Calycosin Induces Ferroptosis by SLC7A11 Through the PI3K/Akt Pathway in Acute Myelocytic Leukemia

Acute myelocytic leukemia seriously impairs the health and lifespan of patients; thus, effective treatment methods for acute myelocytic leukemia need to be urgently determined. This study aimed to investigate the role of calycosin in acute myelocytic leukemia and elucidate its mechanism of action. Cells were treated with calycosin and then subjected to cell counting Kit-8, flow cytometry, and western blot assays to detect cell viability, cells apoptosis, and apoptosis-related proteins, respectively.

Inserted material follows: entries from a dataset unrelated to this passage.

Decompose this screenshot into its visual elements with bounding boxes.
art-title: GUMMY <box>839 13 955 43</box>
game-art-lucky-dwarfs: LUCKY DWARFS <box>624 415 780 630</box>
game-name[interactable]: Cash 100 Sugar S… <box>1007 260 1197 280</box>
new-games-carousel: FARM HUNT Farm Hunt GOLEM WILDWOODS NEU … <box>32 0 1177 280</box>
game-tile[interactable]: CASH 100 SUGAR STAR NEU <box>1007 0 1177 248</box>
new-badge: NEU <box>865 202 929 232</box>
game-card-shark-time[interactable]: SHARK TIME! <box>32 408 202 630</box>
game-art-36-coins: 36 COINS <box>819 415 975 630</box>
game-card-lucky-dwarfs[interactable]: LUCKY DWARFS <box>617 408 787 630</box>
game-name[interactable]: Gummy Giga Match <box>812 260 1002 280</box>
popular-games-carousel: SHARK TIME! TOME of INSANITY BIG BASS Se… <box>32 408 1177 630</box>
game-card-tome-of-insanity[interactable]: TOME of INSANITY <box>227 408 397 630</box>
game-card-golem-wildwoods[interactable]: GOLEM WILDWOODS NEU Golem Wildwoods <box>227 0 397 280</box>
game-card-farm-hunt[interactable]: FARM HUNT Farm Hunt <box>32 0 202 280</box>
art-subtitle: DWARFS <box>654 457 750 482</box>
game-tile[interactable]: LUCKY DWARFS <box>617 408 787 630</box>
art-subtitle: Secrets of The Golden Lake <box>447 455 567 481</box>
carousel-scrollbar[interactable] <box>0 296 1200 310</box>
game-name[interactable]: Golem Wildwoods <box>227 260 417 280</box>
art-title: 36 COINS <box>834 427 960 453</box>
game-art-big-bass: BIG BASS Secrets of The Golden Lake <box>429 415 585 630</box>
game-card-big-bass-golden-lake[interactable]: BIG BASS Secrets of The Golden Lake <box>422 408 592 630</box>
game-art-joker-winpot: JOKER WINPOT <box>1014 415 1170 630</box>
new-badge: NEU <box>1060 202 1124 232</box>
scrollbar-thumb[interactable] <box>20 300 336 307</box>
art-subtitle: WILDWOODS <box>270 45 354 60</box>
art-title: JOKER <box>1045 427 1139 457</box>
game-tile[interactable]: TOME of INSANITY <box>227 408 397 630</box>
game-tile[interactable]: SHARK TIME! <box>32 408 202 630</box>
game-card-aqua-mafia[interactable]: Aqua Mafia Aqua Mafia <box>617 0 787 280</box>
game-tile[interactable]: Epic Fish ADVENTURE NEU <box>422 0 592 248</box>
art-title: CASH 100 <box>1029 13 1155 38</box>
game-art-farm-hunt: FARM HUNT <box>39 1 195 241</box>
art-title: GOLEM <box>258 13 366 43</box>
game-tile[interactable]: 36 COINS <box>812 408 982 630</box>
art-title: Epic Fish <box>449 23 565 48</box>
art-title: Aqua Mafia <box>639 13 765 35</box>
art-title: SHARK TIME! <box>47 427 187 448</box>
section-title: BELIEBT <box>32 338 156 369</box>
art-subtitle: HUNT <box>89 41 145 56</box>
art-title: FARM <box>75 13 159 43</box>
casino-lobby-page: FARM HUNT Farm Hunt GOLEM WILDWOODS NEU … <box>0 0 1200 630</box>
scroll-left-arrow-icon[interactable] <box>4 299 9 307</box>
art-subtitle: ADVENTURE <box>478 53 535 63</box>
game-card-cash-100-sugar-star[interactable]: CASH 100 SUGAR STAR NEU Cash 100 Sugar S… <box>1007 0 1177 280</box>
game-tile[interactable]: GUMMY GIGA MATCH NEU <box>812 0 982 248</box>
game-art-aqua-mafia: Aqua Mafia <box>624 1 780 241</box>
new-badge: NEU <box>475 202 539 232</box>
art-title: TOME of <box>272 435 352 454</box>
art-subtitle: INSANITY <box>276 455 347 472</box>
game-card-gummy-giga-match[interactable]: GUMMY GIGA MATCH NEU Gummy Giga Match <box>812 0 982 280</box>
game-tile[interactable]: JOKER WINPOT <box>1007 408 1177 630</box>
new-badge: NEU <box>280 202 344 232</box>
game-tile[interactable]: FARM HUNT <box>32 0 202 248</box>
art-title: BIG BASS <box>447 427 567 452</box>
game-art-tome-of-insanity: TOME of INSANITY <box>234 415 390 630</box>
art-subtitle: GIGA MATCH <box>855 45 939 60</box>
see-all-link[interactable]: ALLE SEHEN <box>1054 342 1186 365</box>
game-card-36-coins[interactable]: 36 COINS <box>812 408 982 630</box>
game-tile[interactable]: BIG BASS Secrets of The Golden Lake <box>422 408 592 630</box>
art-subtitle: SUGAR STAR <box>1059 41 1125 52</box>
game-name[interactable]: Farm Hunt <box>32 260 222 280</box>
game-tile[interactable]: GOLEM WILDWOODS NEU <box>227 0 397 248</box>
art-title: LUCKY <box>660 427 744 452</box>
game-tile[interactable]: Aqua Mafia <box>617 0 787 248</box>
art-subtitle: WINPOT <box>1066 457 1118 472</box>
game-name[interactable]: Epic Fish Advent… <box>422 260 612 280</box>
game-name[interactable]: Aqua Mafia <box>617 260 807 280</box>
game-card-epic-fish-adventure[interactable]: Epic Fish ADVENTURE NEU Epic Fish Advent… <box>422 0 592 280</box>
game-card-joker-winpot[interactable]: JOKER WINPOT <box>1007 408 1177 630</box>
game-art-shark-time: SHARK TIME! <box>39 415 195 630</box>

To demonstrate that calycosin induces ferroptosis in acute myelocytic leukemia cells, the levels of iron ion, lipid- reactive oxygen species (ROS), cysteine, glutathione, and glutathione peroxidase 4 were measured using corresponding kits. The ferroptosis-related genes Ptgs2 and Chac1 were detected using reverse transcription quantitative polymerase chain reaction (RT-qPCR). The solute carrier family 7a member 11 (SLC7A11) and phosphatidylinositol-4,5-bisphosphate 3-kinase (PI3K)/protein kinase B signaling pathways were analyzed by western blotting. We found that calycosin inhibited cell viability and increased the level of apoptosis in acute myelocytic leuke cells. It also increased the iron ion levels, accompanied by an increase in lipid ROS levels, and increased the expression of ferroptosis-related genes. In contrast, cysteine, glutathione, and glutathione peroxidase 4 expressions, as well as SLC7A11 expression, were decreased by calycosin. Calycosin inhibited PI36/AKT signaling in a dose-dependent manner. However, these effects were reversed by SLC7A11 overexpression. Thus, calycosin can alleviate acute myelocytic leukemia and may be a novel treatment strategy for patients with acute myelocytic leukemia.